Answer
Parallel: Lines a and f
Perpendicular: Lines b and d, lines c and e
Work Step by Step
line a: $y = 3x + 3$
line b: $x = -1$
line c: $y - 5 = 1/2* (x-2)$
line d: $y = 3$
line e: $y + 4 = -2*(x+6)$
line f: $9x-3y =5$
Converting all lines (where possible) to slope-intercept form
lines a, b, and d are already in slope-intercept form (or are horizontal or vertical lines)
C: $y - 5 = 1/2* (x-2)$
$y - 5 = 1/2*x -1$
$y - 5+5 = 1/2*x -1+5$
$y = 1/2*x +4$
E: $y + 4 = -2*(x+6)$
$y + 4 = -2x - 12$
$y + 4 - 4 = -2x - 12 -4$
$y = -2x - 16$
F: $9x - 3y = 5$
$9x - 3y +3y -5= 5+3y -5$
$9x - 5 = 3y$
$3y = 9x-5$
$3y/3 = (9x-5)/3$
$y = 3x - 5/3$
line a: $y = 3x + 3$
line b: $x = -1$
line c: $y = 1/2*x +4$
line d: $y = 3$
line e: $y = -2x - 16$
line f: $y = 3x - 5/3$
Parallel lines have the same slope. Thus lines a and f are parallel ( $m= 3$).

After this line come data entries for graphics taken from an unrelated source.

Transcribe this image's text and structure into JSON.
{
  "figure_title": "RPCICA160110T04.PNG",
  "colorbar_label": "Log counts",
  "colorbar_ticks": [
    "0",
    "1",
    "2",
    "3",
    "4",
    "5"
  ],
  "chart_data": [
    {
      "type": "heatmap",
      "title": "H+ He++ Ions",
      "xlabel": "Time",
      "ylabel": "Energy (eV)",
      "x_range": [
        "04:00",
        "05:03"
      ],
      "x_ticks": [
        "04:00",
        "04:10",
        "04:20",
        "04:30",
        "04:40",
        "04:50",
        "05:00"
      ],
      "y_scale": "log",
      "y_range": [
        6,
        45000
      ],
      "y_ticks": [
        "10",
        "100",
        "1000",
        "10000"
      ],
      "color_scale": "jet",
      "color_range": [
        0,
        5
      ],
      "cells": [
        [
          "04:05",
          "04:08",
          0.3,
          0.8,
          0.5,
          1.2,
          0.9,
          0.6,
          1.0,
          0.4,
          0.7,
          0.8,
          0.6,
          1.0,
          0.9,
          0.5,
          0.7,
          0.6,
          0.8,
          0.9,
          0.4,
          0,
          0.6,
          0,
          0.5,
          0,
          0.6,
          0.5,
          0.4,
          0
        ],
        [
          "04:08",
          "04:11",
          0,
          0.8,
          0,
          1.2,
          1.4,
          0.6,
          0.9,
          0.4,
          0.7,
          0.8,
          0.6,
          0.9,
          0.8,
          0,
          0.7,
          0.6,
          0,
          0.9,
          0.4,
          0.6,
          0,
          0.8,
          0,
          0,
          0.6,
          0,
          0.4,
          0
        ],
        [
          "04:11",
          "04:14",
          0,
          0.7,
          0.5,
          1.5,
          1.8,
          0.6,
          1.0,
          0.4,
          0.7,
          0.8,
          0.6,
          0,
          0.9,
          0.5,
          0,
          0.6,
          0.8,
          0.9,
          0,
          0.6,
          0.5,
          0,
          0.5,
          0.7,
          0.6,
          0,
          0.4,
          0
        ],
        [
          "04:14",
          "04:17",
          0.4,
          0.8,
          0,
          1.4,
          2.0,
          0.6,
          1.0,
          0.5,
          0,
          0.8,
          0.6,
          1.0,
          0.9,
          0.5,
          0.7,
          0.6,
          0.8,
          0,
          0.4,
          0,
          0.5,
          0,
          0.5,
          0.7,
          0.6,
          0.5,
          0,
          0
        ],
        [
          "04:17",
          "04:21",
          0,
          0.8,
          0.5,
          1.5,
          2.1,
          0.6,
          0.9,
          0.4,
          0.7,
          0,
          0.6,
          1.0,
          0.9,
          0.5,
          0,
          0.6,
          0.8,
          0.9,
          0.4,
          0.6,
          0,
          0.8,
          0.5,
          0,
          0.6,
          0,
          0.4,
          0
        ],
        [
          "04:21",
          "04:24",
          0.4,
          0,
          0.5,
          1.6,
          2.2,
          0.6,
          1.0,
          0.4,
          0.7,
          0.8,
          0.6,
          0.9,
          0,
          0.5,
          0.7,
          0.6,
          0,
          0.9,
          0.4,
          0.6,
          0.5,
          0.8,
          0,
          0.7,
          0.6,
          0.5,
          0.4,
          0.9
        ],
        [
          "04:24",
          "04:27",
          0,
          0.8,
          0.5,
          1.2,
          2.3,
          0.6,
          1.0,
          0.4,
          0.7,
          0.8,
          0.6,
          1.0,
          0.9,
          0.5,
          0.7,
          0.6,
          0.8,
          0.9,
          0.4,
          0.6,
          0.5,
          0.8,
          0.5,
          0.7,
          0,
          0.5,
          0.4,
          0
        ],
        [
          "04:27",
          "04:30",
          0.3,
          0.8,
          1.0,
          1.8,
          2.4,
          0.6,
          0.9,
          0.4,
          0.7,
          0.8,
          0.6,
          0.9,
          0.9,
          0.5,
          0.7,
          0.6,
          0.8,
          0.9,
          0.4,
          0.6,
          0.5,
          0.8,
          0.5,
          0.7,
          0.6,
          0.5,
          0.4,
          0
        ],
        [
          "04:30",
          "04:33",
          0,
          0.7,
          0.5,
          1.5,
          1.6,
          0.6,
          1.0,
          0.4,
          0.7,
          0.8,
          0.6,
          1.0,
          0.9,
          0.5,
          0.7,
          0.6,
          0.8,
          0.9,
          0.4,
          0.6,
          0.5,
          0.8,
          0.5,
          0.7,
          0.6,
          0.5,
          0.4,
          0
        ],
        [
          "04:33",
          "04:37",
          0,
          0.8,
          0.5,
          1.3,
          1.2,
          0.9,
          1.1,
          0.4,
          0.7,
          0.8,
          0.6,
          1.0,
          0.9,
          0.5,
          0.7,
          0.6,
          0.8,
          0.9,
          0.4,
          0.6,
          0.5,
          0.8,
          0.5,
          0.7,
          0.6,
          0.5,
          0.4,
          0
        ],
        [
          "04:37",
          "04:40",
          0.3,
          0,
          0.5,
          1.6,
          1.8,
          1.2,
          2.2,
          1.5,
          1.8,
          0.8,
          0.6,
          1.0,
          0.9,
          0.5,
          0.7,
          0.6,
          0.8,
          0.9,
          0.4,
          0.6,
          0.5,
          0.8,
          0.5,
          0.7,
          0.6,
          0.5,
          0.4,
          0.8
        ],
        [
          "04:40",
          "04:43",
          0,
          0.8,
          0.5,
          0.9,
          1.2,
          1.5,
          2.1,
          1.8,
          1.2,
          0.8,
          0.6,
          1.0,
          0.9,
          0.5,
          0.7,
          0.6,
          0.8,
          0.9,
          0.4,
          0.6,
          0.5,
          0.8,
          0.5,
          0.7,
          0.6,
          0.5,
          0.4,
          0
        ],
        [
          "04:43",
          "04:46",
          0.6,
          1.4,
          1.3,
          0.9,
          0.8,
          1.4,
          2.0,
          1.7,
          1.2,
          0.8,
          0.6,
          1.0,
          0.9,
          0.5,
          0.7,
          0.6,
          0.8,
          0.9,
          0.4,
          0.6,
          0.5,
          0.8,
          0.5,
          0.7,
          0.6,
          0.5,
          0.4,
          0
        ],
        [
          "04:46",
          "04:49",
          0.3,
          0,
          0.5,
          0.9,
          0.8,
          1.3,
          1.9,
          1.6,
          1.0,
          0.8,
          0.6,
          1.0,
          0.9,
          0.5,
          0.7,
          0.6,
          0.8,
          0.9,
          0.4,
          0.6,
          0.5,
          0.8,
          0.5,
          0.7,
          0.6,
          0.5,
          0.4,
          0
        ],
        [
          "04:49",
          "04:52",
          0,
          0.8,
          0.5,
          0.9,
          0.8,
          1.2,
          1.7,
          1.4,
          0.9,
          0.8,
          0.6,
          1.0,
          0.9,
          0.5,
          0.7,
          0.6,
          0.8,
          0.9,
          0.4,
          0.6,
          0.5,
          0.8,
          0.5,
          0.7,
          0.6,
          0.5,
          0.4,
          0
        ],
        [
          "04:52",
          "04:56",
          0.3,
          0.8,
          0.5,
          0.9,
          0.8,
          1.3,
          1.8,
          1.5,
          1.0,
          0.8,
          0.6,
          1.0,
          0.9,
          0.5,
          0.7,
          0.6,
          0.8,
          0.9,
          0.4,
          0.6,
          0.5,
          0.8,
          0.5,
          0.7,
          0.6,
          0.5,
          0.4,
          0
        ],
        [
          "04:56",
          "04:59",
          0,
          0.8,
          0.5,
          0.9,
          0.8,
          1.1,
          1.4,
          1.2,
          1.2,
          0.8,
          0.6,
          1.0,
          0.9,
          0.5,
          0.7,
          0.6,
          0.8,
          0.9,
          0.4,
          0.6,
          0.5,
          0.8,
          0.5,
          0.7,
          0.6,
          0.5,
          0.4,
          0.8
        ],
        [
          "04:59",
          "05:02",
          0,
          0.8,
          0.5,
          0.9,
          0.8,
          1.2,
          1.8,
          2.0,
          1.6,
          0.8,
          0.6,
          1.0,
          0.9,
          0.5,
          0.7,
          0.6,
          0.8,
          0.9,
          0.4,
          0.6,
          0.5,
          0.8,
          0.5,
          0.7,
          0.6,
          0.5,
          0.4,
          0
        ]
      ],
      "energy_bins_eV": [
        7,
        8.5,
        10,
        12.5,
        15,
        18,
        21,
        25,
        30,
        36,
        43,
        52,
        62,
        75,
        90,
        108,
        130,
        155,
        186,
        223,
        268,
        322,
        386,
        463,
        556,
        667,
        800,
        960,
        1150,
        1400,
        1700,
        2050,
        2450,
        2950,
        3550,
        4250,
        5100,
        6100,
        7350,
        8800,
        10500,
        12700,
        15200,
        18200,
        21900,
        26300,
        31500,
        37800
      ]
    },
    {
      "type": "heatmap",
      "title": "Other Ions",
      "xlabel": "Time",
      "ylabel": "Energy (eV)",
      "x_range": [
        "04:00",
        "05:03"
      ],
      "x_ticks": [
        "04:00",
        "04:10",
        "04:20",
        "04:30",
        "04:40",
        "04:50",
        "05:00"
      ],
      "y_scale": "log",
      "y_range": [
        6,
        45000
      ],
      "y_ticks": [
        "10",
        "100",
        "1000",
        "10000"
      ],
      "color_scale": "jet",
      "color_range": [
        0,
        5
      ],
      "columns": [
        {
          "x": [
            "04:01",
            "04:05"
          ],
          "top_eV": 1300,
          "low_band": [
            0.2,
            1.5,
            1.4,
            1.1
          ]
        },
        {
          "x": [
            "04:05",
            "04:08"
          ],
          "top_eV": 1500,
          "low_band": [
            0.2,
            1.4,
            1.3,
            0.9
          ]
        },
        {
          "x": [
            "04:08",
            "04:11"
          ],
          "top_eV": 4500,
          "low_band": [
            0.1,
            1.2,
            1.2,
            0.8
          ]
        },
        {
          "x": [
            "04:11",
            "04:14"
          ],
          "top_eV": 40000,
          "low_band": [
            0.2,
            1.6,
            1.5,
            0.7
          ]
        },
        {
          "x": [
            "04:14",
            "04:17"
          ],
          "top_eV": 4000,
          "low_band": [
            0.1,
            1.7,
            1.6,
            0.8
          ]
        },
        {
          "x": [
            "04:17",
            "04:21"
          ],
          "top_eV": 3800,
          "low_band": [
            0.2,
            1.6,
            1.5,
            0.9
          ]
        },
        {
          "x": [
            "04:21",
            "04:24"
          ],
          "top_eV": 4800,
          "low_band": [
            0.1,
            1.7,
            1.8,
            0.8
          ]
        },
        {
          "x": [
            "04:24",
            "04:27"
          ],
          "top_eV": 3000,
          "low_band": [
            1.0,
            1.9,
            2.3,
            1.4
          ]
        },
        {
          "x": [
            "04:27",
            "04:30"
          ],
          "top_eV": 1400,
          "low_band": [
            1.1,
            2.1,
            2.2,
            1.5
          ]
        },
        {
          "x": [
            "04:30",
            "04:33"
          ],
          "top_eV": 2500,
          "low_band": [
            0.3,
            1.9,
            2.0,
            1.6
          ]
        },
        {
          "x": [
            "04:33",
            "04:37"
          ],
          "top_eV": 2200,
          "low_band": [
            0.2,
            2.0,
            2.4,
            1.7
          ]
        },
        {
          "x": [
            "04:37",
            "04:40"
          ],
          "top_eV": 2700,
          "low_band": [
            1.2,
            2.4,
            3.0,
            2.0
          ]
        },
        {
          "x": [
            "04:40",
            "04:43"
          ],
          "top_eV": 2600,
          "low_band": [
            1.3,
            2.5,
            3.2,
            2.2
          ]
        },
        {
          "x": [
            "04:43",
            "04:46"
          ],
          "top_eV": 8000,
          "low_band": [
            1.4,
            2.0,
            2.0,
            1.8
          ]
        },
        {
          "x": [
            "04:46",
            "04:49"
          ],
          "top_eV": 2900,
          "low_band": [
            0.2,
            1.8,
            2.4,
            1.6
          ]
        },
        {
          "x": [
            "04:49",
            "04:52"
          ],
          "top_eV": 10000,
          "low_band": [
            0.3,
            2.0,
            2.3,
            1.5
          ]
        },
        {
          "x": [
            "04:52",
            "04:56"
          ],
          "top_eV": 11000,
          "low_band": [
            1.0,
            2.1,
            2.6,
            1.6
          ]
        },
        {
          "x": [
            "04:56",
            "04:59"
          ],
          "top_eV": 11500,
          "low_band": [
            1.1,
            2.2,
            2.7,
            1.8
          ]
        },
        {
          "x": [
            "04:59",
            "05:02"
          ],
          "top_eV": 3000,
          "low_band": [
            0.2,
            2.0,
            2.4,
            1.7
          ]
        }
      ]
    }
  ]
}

Perpendicular lines have a product of their slopes equal to -1. Thus, lines c and e are perpendicular. Also, lines b and d are perpendicular since the angle made by the two lines is a 90 degree angle (definition of perpendicular).